Autopsies performed on each of their bodies yesterday revealed that Marques died of suffocation while Otto was burnt to death, the woman told the Guyana Chronicle yesterday outside the prison’s sports club on Camp Street, just across the way from the jail.

She pointed out that her family has lost two youths in the prison riot, and since they were in the government’s care when they died — were killed in the fire — it is unfair for the family to be given such a small amount of money for their burial.

“I think the President could have done something better,” Marques said, adding: “It is not fair what they call we out we house fuh tell we here today. We could afford fuh bury we family, but you gon watch we in we face and tell we y’all gon give we a hundred thousand?!”

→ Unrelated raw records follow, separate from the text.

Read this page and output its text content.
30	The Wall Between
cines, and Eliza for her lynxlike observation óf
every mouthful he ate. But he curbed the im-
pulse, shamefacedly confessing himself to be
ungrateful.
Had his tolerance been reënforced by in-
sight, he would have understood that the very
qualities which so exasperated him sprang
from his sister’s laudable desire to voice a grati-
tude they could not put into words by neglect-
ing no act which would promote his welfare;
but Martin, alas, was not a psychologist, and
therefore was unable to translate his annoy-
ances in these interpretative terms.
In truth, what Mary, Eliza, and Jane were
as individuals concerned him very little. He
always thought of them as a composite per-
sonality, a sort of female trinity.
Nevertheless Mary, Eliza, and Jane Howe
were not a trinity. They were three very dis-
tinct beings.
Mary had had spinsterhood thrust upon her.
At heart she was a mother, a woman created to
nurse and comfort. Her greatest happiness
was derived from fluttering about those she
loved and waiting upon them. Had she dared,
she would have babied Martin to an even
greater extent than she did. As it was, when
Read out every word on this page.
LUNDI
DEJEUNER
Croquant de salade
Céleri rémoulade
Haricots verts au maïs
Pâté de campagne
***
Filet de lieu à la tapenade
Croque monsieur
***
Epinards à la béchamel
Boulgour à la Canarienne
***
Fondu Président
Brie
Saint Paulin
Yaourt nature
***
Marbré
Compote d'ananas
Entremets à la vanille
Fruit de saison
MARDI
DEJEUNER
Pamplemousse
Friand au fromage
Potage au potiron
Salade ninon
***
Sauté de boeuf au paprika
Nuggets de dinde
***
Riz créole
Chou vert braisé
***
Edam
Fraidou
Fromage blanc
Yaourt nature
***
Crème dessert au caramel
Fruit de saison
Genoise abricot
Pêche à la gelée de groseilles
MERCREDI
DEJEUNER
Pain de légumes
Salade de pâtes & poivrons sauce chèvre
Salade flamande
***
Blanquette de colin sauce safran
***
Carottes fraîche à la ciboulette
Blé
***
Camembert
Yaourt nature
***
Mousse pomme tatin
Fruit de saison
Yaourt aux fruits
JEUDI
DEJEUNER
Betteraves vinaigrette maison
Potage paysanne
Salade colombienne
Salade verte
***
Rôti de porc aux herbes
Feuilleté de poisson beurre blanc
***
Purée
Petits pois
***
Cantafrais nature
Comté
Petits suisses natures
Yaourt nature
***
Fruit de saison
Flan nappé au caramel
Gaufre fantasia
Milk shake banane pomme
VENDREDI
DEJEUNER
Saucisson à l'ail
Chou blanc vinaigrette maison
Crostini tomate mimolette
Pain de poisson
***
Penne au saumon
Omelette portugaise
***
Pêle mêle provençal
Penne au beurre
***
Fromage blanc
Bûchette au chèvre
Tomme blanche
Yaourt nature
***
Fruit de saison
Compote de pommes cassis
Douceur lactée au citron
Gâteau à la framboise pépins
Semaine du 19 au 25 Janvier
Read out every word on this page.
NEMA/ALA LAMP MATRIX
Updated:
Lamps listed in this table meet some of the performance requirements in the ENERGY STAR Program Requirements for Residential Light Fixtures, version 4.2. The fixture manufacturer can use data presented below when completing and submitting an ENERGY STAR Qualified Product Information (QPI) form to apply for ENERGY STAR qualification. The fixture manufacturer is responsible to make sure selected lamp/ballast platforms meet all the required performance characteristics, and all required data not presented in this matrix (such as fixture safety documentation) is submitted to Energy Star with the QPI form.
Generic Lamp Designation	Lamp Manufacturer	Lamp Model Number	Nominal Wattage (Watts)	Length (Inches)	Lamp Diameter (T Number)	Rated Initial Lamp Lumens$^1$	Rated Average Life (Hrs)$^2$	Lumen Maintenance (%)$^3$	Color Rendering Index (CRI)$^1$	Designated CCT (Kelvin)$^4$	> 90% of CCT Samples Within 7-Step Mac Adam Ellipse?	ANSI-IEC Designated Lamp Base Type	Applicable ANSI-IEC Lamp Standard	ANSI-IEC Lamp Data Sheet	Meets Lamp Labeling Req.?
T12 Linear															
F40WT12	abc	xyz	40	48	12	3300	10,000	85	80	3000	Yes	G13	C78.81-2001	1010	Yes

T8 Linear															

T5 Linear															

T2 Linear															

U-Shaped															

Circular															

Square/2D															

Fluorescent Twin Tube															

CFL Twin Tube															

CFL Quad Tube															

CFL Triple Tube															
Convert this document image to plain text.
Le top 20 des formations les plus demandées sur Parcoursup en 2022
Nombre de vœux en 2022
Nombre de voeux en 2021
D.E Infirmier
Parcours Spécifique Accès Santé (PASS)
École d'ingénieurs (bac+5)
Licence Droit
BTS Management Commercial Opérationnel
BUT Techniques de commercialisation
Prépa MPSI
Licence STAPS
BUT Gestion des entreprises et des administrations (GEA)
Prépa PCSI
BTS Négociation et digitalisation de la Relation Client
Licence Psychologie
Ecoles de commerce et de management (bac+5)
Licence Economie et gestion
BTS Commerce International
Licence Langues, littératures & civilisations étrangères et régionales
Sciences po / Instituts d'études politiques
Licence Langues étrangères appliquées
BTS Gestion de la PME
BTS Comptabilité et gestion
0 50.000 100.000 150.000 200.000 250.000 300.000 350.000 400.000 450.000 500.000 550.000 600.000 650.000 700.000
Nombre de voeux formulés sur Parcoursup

She is concerned that when the families would have collected the cash, they would receive no other form of compensation, or justice.
“Now when we collect that $100,000, is finish they finish with we just so, yuh know! We don’t want this! We want something better! I was expecting better than this would have come… Even self if the funeral cost a million dollars, come with half; you can’t just give we $100,000 and loose we in de wilderness like that! It is unfair! I ain’t satisfied with what they tell me at all up there! Is two of dem I lost in de fire; I’m not satisfied with that!”

Marques told the Guyana Chronicle that the families are anxious to hear about the outcome of investigations into the deaths of the prisoners, which prison officials told them have not yet been revealed by the police.
She said her sister, Kim Marques, Otto’s mother, resides overseas and has been hospitalised with high blood pressure after receiving the news of her son’s tragic death.

The single-parent mother of Shaka McKenzie cried bitterly yesterday as she told the press that $100,000 cannot bury her son.
The woman said McKenzie was charged with armed robbery in November last, and was remanded to prison after entering a plea of not guilty. He was accused of robbing Rishi Ramdani of a silver band, a Blackberry cellular phone, and $100,000.

McKenzie’s mother had on Friday told this publication at her home that she has no money to bury her only son, whom she had awakened from his bed and handed over to police when they visited her home late last year.

Crying throughout the conversation with the media, she said she is still in confusion, and scarcely understands what the officials who met the families of the dead were saying to them.

“Hundred thousand dollars could bring back me son, me first born?! I looking for justice; I cyan tek a $100,000 fuh bury me son!” the woman cried.